Section 7. Notices. Notice of any special meeting of the Board of Directors shall be given to each Director by mailing to him postage prepaid addressed to him at his address as registered on the books of the corporation or if not so registered at his last known address, a written notice of such meeting at least seven (7) days before the meeting or by delivering such notice to him at his said registered address if any, or if not so registered to him at his last known address, notice of such meeting. Notices of Directors meetings need not specify the purposes thereof.
Section 8. Place of Meeting. Except as otherwise provided in Sections 4 and 8 of this Article, all meetings of the Board of Directors shall be held at the office of the corporation or at such other place, within or outside Maine, as may be designated by the Secretary in the notice thereof, or at such other place, wherever situated, as the Directors may by majority vote have designated as a place for Directors meetings.

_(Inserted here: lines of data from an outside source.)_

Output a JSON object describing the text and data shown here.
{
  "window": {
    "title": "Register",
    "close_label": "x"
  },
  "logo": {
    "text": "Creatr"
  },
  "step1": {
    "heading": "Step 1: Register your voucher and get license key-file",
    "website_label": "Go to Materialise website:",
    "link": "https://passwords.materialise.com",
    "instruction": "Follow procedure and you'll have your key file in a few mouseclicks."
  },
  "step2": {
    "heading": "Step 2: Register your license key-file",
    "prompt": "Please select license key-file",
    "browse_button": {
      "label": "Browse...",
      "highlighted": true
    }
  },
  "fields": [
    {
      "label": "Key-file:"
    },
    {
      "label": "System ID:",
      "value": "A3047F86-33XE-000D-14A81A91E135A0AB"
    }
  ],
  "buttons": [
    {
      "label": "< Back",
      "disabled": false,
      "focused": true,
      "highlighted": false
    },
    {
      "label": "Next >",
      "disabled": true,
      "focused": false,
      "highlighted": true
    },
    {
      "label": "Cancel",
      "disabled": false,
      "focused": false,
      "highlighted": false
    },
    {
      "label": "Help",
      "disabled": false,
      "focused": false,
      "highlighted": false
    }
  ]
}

Section 9. Special Action. Whenever all of the Directors (provided they are in number at least equal to a majority of the number of Directors required to constitute the Board as last determined by the membership) shall hold a meeting, or not less than a majority of such number of Directors shall hold a meeting and any absent Director shall in writing have waived notice of the meeting or after the meeting have approved in writing the record thereof, or any meeting of Directors is held and any absent Director shall after the meeting have consented in writing to the action taken, the acts of any such meeting, whether or not it was duly called and whether or not the absent Directors, if any, were given notice thereof, and wherever it was held, shall be as valid in all respects as if it had been regularly called and held.
Section 10. Committees. The Board of Directors may establish from time to time such committees, as it deems desirable.
ARTICLE
V
OFFICERS
Section 1. Designation, Qualification, Election and Term of Office. The
officers of the Corporation shall consist of a President, Vice President,
Secretary and Treasurer to be elected by the Members at their Annual
Meeting. Such officers must be
Members. The Board of Directors may
provide for and elect such other officers, as they deem advisable from time to
time for the transaction of the business of the Corporation. All officers shall hold office for two (2)
years and until their successors have been elected, unless removed from office
by a two-thirds (2/3) vote of the membership.
The President and Vice President
may not serve more than two (2) consecutive terms in the same position. The President and Vice president may not
again serve in the same capacity until they have remained out of that office
for a period of two terms.
Section 2. President. The President, when present, shall preside at all meetings of the members and of the Board of Directors. He shall execute all contracts, all deeds or other instruments of transfer of property and any other official documents on behalf of the Corporation, unless the Board of Directors designate otherwise, and he may authorize the issuance of checks, drafts and notes by the Treasurer and execute checks, drafts and notes in the absence of the Treasurer, provided that such checks, drafts, and notes have been approved by a a vote of the Board of Directors, or of the Members at the Annual or any Special Meeting. The President shall appoint the Chairman of all Committees, excepting the Nominating Committee. He shall make recommendations to the membership and the Board of Directors as to the conduct of the affairs of the Corporation. In the absence of the President, the Vice President shall preside at any meeting of the Corporation and shall perform the duties of the President.
Section 3. Vice President. The Vice President shall perform all duties incumbent upon the President during the absence or disability of the President and shall perform such other duties as the Bylaws provide or as the Board of directors may prescribe.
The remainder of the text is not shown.